Published online May 21, 2021. doi: 10.3748/wjg.v27.i19.2257
Peer-review started: February 11, 2021
First decision: March 14, 2021
Revised: March 19, 2021
Accepted: April 26, 2021
Article in press: April 26, 2021
Published online: May 21, 2021
Processing time: 91 Days and 5 Hours
Solitary organ autoimmune disorders, formerly known as autoimmune pancreatitis (AIP), autoimmune sialadenitis, and autoimmune sclerosing cholangitis, are now considered organ-specific manifestations of systemic immunoglobulin G4-related disease (IgG4-RD). AIP and IgG4-RD are characterized by elevated serum concentration of IgG4 antibody (Ab), accumulation of IgG4-expressing plasmacytes in the affected organs, and involvement of multiple organs. It is well established that enhanced IgG4 Ab responses are a hallmark of AIP and IgG4-RD for diagnosis and monitoring disease activity. However, a significant fraction of patients with AIP and IgG4-RD who develop chronic fibroinflammatory responses have normal serum concentrations of this IgG subtype. In addition, disease flare-up is sometimes seen even in the presence of normalized serum concentrations of IgG4 Ab after successful induction of remission by prednisolone. Therefore, it is necessary to identify new biomarkers based on the understanding of the pathophysiology of AIP and IgG4-RD. Recently, we found that activation of plasmacytoid dendritic cells producing both interferon-α (IFN-α) and interleukin-33 (IL-33) mediate murine AIP and human IgG4-RD. More importantly, we provided evidence that serum concentrations of IFN-α and IL-33 could be useful biomarkers for the diagnosis and monitoring of AIP and IgG4-RD activity after induction of remission in these autoimmune disorders. In this Frontier article, we have summarized and discussed biomarkers of AIP and IgG4-RD, including Igs, autoAbs, and cytokines to provide useful information not only for clinicians but also for researchers.

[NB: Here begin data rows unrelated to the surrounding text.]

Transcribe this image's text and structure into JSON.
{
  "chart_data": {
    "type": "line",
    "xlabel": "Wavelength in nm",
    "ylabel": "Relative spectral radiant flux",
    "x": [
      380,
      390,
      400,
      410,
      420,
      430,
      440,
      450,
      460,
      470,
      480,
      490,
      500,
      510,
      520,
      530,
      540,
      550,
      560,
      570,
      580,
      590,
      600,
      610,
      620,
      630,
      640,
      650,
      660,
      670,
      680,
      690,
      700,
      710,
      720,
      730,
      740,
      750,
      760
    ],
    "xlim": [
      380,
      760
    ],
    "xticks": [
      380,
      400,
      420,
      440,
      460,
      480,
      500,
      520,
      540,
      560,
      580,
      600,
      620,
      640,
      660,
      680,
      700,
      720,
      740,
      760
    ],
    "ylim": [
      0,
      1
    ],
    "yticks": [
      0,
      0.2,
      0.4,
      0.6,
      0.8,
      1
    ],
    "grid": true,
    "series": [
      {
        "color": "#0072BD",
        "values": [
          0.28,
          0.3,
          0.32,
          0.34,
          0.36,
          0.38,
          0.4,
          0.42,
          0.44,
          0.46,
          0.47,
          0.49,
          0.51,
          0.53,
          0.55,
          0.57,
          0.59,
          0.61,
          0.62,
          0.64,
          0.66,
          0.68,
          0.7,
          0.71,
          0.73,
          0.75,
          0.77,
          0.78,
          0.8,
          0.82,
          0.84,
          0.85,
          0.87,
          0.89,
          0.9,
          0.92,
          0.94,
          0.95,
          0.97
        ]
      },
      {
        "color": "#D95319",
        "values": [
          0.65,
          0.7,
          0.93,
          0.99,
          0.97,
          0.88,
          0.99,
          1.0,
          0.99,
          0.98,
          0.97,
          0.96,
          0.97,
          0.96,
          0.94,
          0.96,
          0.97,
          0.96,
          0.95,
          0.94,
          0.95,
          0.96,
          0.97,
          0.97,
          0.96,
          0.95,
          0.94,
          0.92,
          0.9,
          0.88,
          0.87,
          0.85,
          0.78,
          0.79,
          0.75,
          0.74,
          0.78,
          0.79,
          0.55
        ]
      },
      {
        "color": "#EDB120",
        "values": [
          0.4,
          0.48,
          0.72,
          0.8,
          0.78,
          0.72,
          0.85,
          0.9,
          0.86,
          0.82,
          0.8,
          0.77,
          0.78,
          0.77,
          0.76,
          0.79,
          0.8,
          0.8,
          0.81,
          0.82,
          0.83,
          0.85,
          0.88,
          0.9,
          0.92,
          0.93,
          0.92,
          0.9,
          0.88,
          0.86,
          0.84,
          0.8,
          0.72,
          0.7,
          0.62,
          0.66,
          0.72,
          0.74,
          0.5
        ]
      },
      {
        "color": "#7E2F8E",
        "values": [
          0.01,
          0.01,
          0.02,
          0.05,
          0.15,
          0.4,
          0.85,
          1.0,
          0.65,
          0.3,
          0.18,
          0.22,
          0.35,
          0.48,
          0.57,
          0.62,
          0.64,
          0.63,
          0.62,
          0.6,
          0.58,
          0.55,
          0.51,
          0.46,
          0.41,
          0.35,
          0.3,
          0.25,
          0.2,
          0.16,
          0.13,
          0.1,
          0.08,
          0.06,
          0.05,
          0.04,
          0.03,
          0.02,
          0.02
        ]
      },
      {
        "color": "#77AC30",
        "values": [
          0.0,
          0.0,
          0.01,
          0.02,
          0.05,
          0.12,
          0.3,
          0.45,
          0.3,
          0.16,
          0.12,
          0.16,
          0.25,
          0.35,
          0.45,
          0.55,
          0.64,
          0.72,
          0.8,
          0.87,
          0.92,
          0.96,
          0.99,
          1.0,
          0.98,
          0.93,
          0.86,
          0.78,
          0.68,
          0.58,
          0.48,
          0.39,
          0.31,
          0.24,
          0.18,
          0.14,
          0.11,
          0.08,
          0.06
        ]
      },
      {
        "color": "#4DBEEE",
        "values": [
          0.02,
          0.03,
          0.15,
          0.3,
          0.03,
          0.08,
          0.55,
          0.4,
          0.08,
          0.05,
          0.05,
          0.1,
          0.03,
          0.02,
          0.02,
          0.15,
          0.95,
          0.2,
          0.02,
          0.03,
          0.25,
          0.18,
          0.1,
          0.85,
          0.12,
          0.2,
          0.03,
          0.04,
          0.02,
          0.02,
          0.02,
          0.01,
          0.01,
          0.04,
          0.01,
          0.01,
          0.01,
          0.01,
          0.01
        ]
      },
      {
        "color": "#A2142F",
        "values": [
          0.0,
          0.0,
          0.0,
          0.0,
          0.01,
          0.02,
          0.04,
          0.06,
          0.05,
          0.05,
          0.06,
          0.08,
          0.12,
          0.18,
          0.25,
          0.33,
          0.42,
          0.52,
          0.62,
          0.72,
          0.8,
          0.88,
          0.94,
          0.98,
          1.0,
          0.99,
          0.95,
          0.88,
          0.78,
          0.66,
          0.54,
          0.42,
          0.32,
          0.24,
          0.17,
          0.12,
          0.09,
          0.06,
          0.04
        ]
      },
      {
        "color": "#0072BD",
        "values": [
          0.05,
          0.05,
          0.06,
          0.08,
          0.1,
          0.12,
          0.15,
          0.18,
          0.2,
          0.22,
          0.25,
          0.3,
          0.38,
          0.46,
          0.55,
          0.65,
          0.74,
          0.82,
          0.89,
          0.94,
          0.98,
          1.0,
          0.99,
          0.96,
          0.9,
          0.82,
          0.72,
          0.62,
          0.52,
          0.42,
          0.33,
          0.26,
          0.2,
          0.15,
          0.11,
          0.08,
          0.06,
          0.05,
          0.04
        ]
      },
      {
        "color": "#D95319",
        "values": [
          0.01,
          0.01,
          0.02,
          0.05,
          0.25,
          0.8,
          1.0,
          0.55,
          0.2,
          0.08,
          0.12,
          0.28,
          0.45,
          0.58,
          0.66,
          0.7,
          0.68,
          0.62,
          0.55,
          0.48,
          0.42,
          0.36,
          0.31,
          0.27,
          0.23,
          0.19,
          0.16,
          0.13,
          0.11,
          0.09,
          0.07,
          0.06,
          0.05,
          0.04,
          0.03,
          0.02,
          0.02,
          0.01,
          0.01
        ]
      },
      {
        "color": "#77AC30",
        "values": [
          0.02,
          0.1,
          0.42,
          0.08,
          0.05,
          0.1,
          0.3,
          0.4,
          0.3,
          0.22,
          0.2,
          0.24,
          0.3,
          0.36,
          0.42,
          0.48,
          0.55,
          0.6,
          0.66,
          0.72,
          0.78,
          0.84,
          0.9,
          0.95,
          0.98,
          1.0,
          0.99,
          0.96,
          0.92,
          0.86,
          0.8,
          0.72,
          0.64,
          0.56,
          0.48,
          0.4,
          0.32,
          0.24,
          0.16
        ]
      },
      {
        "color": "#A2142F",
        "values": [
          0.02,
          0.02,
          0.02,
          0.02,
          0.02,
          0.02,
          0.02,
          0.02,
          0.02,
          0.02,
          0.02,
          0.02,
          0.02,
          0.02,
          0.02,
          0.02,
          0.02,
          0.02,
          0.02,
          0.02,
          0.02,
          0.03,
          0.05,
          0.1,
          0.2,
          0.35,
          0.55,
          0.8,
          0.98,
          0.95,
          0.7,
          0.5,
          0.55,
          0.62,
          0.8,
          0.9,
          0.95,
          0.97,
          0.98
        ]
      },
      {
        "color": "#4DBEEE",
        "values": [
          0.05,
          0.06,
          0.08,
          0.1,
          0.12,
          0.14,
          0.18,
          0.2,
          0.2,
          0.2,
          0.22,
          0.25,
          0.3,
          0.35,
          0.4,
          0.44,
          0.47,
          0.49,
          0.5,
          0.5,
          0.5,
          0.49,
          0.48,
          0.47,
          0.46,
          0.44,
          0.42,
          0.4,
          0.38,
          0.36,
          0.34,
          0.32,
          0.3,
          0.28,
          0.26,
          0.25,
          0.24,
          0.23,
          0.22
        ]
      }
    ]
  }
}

Core Tip: Autoimmune pancreatitis (AIP) and immunoglobulin G4-related disease (IgG4-RD) are new disease entities characterized by enhanced IgG4 antibody responses. Serum concentration of IgG4 antibody is widely used as a useful biomarker for diagnosis and disease activity monitoring in AIP and IgG4-RD. Recent studies have highlighted the importance of cytokine responses in the immunopathogenesis of these disorders. In this Frontier article, we have summarized our knowledge regarding cytokine responses in AIP and IgG4-RD and then discussed the utility of serum concentrations of cytokines as possible biomarkers.